Vita

Jonathan Morton specialises in medieval literature with a particular interest in the interrelation between philosophy and art (broadly understood) and in literature’s mediation between knowledge and desire. After working as a schoolteacher in London he completed a doctoral thesis at Oxford, which was the foundation for his recently published monograph, The ‘Roman de la rose’ in its Philosophical Context: Art, Nature, and Ethics (Oxford: OUP, 2018). He has carried out research fellowships at New College, Oxford and King’s College London and is in Berlin for a Humboldt Postdoctoral Fellowship working at the Max-Planck-Institut für Wissenschaftsgeschichte before taking up a position as Assistant Professor in French at Tulane University in New Orleans.
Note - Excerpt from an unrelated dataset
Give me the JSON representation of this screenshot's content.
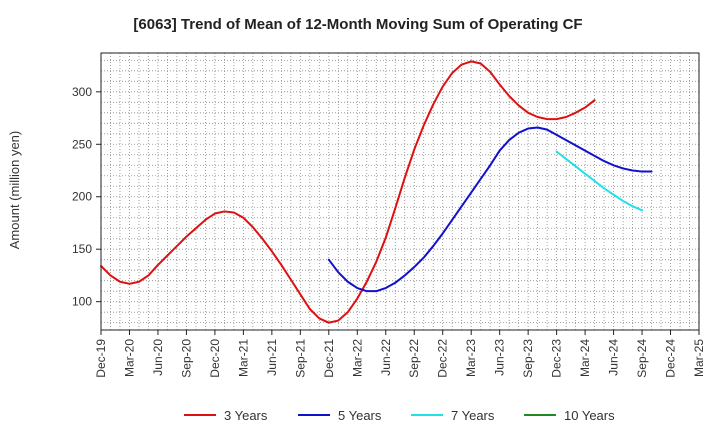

He has published articles on the Romance of the Rose and on medieval bestiaries and edited a collection entitled Medieval Thought Experiments: Poetry, Hypothesis, and Experience in the European Middle Ages (Turnhout: Brepols, 2018) with Philip Knox and ICI fellow Daniel Reeve. He is currently interested especially in machines as models for thought and in the relationship between poetry and engineering in medieval science and science fiction.

Ingenium: Poetry and Engineering in the High Middle Ages
ICI Affiliate Project 2018

This project is a cultural history of ingenuity in the High Middle Ages (1100-1350). It is about how ingenuity, the invention of art and machinery, was conceived and represented as a fundamental part of what it means to be human. Crucially, it is about how the representation of invention, in visual art and especially in literature, played a key role in the development of medieval philosophy, science, and technology. Thinking takes place both when artists and craftsmen made artefacts and machines and when the audiences and users interpreted artistic fictions or handled machines.

Such thinking is related to experience: we can see the world differently through machine-aided observation, for example; we learn about the world and own minds through our experience of responding to a work of art. The use of machines can also produce models for understanding the mechanics of nature. While this project’s main corpus comprises works of allegory, romance, and visual art more commonly studied by literary scholars and art historians, it is, then, fundamentally related to the history of philosophy and the history of science.